Baltimore, Md. — Global Refuge strongly condemns the Trump administration’s decision to dramatically expand its travel ban, escalating a policy first announced in June that already restricted entry for nationals from 19 countries. Today’s proclamation broadens those restrictions to 39 countries worldwide, further limiting lawful travel and migration through a sweeping mix of full and partial entry bans.

The expanded restrictions now fully bar entry for nationals of five additional countries — Burkina Faso, Mali, Niger, South Sudan, and Syria — and impose new partial or full limitations on individuals from Angola, Antigua and Barbuda, Benin, Côte d’Ivoire, Dominica, Gabon, The Gambia, Malawi, Mauritania, Nigeria, Senegal, Tanzania, Tonga, Zambia, and Zimbabwe. The proclamation also newly restricts entry for individuals holding Palestinian Authority–issued travel documents.

“The administration is once again using the language of security to justify blanket exclusions that punish entire populations, rather than utilizing individualized, evidence-based screening,” said Krish O’Mara Vignarajah, President and CEO of Global Refuge. “This move significantly expands the scope of the original travel ban, ensnaring families, students, workers, and people fleeing violence – many of whom have longstanding ties to the United States.”

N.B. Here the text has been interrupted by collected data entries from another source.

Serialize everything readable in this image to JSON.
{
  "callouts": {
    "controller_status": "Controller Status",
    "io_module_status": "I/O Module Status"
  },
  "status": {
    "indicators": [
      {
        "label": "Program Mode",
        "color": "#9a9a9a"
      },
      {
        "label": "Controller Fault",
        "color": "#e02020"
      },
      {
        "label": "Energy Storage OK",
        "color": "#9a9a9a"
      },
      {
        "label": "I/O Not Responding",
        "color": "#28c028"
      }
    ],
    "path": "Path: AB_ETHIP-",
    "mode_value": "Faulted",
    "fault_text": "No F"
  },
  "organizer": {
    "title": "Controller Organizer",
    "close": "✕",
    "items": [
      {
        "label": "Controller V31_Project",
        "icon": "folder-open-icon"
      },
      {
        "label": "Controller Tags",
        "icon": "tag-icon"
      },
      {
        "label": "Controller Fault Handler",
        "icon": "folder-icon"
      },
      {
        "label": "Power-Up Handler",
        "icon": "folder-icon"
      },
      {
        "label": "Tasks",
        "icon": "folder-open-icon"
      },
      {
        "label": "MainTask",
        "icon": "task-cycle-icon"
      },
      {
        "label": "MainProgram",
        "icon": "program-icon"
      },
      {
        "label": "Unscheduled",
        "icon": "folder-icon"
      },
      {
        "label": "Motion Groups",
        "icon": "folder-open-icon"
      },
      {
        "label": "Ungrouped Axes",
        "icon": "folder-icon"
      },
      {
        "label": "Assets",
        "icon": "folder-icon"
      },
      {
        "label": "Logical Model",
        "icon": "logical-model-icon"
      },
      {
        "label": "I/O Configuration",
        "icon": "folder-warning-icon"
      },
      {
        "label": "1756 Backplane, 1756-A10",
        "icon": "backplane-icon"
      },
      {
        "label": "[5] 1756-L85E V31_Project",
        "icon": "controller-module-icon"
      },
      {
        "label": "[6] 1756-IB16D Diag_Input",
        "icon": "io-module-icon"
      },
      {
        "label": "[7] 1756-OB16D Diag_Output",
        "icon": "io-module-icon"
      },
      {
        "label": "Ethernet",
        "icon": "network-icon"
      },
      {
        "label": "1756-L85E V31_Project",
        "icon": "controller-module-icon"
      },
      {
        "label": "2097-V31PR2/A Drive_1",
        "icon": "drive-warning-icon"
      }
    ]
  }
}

Global Refuge is particularly alarmed by the continued and added inclusion of countries experiencing active conflict, humanitarian crises, or widespread persecution, such as Afghanistan, Sudan, South Sudan, Syria, and Haiti.

“With the U.S. Refugee Admissions Program and alternative legal pathways narrowing, many at-risk individuals, including journalists, religious minorities, and human trafficking survivors, are being left with no viable route to safety,” added Vignarajah. “Closing legal pathways does not eliminate need or risk; it simply pushes people further into harm’s way.”

Global Refuge urges policymakers to reverse this expansion and instead invest in rigorous, individualized vetting systems that protect national security while preserving due process, family unity, and the United States’ longstanding commitment to offering refuge to those in need.

“Security is essential, but it demands precision,” concluded Vignarajah. “Blanket bans only serve to weaken our system by replacing careful vetting with collective punishment.”